In a news conference at the BSP Complex on Tuesday afternoon, Espenilla said “drastic deviations” should not be expected and highlighted continuity of reforms for his upcoming term as governor.
Espenilla further said among his legislative agenda include the push for the pending amendments in the BSP charter, the relaxation of bank- secrecy law, and the expansion of antimoney laundering provisions to other sectors in the economy.
The incoming BSP governor also talked about his plans on continuing the expansion of financial inclusion in the country through digitalization of the payments system in the country, as well as reforms in the capital market.
“Those are very big shoes to fill up. It’s like a basketball team. Our captain is graduating. I think I don’t have to reinvent everything. I will be able to sleep at night because [Tetangco] has developed a very strong BSP team,” Espenilla said.
ING Bank Manila economist Joey Cuyegkeng is one of the economists who welcomed Espenilla’s appointment, saying it demonstrates “the President’s confidence with and trust on his economic team”.
“The decision also displays the strong influence of his economic team, especially Finance Secretary [Carlos G.]Dominguez [III],” Cuyegkeng said.
“BSP monetary policy under the future governor is unlikely to change. Inflation targeting would remain while the risk-related policy bias would continue…. Overall, the decision is positive not only for the monetary system but for the economy—continuity and progress and display of President’s preference and disposition to economic expertise [and his economic team],” the economist added.
Espenilla also bared particulars of his early plans upon his assumption of the governor post in an interview with select reporters—most of which represent continuity of Tetangco’s reforms in his 12-year term.
“I will push for financial-market reforms, constantly look out for opportunities for liberalization, possible phasedown in reserve requirement, develop capital markets and implement more reforms,” he told select reporters in an interview.
“My main advocacy is to put in place regulation and processes that will make financial markets work more efficiently and make doing business easier.

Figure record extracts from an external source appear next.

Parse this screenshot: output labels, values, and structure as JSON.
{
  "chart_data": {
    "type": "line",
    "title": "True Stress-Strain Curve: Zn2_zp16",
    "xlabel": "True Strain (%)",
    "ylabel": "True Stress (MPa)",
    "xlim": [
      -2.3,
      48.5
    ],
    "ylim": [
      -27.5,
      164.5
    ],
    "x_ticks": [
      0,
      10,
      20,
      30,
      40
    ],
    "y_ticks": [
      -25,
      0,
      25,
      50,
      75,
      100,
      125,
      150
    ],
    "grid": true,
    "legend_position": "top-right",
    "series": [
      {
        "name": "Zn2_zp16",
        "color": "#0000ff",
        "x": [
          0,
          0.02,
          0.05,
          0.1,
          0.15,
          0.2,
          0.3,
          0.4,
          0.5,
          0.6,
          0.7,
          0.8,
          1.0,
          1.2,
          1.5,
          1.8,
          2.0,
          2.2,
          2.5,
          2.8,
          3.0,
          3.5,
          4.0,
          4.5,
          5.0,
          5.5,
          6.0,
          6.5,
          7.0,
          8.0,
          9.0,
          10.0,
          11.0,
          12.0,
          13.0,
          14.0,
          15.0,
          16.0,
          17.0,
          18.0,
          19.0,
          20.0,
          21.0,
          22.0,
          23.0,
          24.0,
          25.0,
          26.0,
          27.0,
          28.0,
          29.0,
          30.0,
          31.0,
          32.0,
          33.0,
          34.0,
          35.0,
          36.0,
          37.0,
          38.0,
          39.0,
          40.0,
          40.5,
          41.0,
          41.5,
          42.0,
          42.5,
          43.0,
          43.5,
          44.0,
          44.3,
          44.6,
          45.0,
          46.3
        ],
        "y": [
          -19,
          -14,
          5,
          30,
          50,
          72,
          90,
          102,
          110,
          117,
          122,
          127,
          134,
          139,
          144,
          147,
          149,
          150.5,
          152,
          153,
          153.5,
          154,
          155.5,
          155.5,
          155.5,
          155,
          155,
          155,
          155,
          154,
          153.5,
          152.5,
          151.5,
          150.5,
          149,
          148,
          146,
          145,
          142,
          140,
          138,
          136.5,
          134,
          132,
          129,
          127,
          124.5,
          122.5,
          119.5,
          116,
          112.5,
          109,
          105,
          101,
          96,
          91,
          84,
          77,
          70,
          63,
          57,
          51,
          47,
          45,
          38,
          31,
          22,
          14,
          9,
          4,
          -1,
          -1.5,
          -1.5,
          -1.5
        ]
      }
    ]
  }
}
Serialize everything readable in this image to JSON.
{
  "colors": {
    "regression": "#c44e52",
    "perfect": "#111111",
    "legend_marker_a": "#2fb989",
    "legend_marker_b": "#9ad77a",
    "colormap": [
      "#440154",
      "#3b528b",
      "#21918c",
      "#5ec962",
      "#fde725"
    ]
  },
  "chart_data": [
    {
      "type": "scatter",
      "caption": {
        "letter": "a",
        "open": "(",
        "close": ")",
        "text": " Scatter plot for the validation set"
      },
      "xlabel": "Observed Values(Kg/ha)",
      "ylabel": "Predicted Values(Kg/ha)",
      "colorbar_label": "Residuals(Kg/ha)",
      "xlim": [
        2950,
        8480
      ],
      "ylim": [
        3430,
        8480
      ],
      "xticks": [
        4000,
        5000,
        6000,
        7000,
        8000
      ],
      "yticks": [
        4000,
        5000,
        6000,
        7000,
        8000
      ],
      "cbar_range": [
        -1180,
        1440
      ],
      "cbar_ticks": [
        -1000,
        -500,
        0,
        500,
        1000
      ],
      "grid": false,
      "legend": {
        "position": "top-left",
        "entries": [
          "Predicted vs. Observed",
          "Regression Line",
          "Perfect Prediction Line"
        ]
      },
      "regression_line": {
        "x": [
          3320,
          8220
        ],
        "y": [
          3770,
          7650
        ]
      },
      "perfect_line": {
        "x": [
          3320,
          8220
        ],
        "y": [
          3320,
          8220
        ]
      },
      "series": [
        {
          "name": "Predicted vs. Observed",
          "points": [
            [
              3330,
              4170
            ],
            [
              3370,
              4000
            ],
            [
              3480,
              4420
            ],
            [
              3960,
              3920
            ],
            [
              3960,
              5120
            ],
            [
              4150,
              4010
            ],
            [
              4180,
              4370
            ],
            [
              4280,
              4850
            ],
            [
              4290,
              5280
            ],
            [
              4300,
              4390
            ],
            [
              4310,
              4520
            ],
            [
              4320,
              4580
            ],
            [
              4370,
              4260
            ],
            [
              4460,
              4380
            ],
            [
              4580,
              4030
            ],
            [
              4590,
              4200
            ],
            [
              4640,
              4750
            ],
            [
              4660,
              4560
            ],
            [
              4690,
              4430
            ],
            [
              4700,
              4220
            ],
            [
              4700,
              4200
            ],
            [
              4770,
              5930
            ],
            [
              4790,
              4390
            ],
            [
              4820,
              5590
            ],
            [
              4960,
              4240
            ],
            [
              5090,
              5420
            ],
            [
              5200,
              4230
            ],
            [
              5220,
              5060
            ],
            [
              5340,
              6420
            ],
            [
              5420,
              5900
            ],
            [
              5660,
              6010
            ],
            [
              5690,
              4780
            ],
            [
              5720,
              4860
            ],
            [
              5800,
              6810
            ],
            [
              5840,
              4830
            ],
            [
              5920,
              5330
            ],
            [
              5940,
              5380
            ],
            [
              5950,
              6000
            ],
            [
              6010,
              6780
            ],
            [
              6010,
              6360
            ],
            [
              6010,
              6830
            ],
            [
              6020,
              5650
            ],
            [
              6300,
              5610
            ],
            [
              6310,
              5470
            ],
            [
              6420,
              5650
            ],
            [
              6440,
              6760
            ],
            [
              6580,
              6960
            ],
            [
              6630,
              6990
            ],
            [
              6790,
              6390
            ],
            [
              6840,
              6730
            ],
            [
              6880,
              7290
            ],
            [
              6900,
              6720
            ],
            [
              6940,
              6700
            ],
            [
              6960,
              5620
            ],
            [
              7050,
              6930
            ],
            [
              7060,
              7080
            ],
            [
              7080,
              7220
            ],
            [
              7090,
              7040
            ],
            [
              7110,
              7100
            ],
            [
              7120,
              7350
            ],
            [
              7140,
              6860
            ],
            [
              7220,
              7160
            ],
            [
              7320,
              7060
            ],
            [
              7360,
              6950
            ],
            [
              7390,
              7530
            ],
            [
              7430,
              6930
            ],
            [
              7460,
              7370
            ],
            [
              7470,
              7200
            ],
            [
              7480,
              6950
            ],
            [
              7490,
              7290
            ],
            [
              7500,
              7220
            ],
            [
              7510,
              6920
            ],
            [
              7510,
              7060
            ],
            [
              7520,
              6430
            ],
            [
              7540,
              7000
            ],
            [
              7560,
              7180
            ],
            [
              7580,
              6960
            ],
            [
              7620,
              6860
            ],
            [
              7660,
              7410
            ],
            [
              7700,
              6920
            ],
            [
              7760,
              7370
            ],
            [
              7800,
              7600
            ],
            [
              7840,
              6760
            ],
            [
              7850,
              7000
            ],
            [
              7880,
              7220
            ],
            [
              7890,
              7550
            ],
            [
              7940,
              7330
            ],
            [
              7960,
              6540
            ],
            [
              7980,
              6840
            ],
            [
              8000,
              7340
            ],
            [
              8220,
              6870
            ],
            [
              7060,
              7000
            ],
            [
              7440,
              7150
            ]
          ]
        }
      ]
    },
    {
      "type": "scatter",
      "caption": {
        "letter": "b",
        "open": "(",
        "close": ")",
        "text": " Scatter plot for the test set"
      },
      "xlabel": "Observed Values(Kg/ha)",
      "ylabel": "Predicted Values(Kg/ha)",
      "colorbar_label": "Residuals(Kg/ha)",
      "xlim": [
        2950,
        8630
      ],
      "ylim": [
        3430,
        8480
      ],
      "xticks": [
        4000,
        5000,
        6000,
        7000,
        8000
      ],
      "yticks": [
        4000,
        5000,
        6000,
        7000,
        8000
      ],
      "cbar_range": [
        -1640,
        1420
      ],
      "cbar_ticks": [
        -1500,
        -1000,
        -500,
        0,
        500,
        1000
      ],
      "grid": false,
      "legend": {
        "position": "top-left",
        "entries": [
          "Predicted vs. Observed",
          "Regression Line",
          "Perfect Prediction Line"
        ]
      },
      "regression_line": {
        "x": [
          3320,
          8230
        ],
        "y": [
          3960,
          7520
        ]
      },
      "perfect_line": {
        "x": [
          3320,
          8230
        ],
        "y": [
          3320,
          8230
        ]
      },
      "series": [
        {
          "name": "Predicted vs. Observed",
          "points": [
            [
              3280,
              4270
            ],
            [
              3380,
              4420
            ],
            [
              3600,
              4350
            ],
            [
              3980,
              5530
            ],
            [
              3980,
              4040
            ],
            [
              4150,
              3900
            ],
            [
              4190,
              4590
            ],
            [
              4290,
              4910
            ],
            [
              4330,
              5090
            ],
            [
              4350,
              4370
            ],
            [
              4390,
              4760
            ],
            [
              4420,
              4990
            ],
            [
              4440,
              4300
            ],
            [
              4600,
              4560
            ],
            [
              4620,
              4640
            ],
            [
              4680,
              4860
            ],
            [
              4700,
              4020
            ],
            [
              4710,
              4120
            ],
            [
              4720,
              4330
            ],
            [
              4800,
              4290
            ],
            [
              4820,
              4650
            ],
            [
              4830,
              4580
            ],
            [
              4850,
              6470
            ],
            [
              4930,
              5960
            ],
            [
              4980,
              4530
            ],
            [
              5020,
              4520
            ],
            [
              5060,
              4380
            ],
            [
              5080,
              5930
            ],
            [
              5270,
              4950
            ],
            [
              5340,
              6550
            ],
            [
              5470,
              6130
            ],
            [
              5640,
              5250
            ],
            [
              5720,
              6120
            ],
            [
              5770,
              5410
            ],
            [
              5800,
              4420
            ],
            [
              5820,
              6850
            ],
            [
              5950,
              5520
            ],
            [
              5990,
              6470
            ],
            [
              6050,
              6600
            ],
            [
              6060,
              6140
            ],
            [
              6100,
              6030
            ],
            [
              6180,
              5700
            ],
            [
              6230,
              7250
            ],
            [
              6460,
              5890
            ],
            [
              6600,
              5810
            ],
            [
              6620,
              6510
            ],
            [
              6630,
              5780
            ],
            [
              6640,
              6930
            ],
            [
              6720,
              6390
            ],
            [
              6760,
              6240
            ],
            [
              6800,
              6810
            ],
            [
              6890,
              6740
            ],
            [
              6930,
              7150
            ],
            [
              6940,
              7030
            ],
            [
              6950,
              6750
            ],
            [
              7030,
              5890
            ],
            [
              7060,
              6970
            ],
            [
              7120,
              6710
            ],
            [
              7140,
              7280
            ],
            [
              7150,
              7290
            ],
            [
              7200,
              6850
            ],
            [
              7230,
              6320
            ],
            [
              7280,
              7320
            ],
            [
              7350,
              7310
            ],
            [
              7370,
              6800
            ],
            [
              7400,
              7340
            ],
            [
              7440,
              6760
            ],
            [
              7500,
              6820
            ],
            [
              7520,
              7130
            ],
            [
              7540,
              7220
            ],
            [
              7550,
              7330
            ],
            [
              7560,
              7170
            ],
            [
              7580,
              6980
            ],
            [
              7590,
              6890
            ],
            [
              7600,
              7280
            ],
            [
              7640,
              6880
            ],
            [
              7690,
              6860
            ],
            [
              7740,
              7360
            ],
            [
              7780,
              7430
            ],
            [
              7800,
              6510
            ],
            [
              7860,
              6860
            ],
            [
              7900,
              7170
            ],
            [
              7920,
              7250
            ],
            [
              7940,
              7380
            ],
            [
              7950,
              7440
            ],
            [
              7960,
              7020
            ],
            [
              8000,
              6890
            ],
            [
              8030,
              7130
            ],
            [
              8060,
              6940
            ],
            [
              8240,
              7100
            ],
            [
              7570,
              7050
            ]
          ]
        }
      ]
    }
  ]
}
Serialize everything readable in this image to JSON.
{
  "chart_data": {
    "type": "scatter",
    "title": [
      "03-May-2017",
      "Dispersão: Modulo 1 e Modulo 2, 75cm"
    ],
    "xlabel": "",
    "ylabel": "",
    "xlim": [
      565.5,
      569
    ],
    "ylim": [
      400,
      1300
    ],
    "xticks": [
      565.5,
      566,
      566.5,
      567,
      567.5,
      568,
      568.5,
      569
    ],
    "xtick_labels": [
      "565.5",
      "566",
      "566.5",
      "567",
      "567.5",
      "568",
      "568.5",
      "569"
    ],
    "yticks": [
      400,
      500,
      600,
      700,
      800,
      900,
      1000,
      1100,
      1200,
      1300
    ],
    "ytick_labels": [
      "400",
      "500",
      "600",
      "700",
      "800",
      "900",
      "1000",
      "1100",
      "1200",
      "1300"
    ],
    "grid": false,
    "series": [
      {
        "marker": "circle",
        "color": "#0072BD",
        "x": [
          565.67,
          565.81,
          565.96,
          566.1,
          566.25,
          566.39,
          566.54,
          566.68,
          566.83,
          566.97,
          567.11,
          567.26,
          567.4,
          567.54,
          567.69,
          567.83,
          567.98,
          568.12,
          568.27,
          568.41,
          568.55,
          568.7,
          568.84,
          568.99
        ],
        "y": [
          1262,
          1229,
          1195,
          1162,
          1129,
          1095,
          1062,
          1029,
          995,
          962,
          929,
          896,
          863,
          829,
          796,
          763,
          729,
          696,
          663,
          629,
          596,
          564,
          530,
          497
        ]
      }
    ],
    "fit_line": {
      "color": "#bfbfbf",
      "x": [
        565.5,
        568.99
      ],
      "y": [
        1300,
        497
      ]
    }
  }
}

This is slow burn but high
yielding. Financial inclusion is a priority and I plan to ‘digitize’ the financial system while making sure that necessary safeguards are in place. This is going to be a balanced approach, not going in one direction,” Espenilla added.
“The phasedown of the reserve requirement will happen in stages and is not associated with relaxation of monetary policy. I want to change the approach of reserve requirement and turn it into a nonmonetary tool to an open market tool,” he further said.
The incoming BSP governor, however, declined to comment on the path of future monetary policy, except that he will continue and adopt the current “structured process” of being data-dependent.
Tetangco is scheduled to step down in July after two consecutive terms as the central bank chief. He is the first governor to serve two consecutive terms, and under a total of three different presidents.
Tetangco has earlier expressed confidence in the appointment of Espenilla, saying the choice of an “insider” for the position ensures the continuity of the policy and thought process in the BSP.
“I am confident that with him at the helm, the BSP will continue to be a pillar of support to the economy that should remain among the top performing economies in the world,” Tetangco earlier said.
Espenilla is a veteran central banker and currently serves as the deputy governor for the supervision and examinations sector. He is deputy governor since April 2005.
He joined the BSP in 1981, and continued as a working student in 1982.
With about 35 years of central banking experience, Espenilla’s name has been linked to several banking regulation that made the local lending industry into one of the most resilient in recent history.